Fans of Perlman point out that his ability to not be married to his convictions has allowed him to exit positions swiftly when they started to turn against him.
“Eddie has always been a very clever and ethical manager,” says one Scottwood investor. “I respect him for doing what he thinks is right and not taking any short cuts.”
However, his cautious nature and strong ethics can sometimes lead to criticism. Perlman has been questioned many times over the years by investors and staff for missing out on opportunities because he couldn’t get comfortable enough in time to benefit from a position.
“I am afraid to lose money, and sometimes I kick myself because it’s caused me to miss a lot of things,” says Perlman.
He also believes Scottwood has been unfairly compared over the years to similar funds that were producing outsize returns because they were using excessive leverage. And while he says he needs to have strong convictions before he makes an investment, Perlman is also not afraid to admit when he has made the wrong move.
That was evident early in 2009, when Perlman made money in the first three months from the short side but then exited those positions when they started to move against him. The fund was down 1.4% in April, a reflection of Perlman’s decision to cover the fund’s short positions.

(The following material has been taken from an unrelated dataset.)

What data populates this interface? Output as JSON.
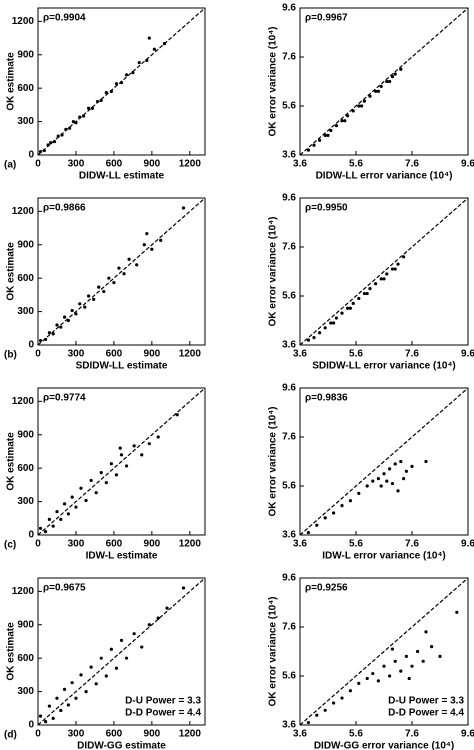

“The thing about Ed that makes him good is that he never falls in love with his own thesis,” says Loeb’s King. “It makes him nimble and, in the end, more competent.”
But like many smaller funds, Scottwood suffers from key-man risk. While Perlman has created a collaborative environment between himself and his analysts, he is still the sole portfolio manager and sole partner.
The most significant departure has been of co-founder Weiss, who left at the end of 2007. Weiss left to pursue other opportunities on the West Coast, according to Perlman, who added that investors were notified before the redemption notice period in case any wanted to redeem. Weiss did not return a call for comment.
Despite the rough start to 2008, Scottwood emerged relatively unscathed, which allowed Perlman to focus on growth last year, when many firms were still trying to make sense of losses. He recently moved to new, larger offices in Greenwich, Conn., invested in new software, systems and equipment and managed to scoop up some talented new employees. Scottwood now boasts 16 employees, including Perlman.
His efforts may already be paying off—the firm is now on the short list of at least one consultant, which is actively recommending Scottwood to institutional investors. And the fund’s performance is looking like it could match that of 2009. To date, Scottwood is up 3.49% for the year through February and at press time was on track for one of its best quarters ever mid-way through March.
Perlman hopes his relatively consistent behavior over the eight years he has been in business—apart from the difficulties he faced in 2008—will continue to attract long-term investors.
As he wrote in Scottwood’s year-end letter to investors in 2008, “We think of ourselves as a ‘sleep at night’ fund, a fund whose investors sleep well, while many of us do not.”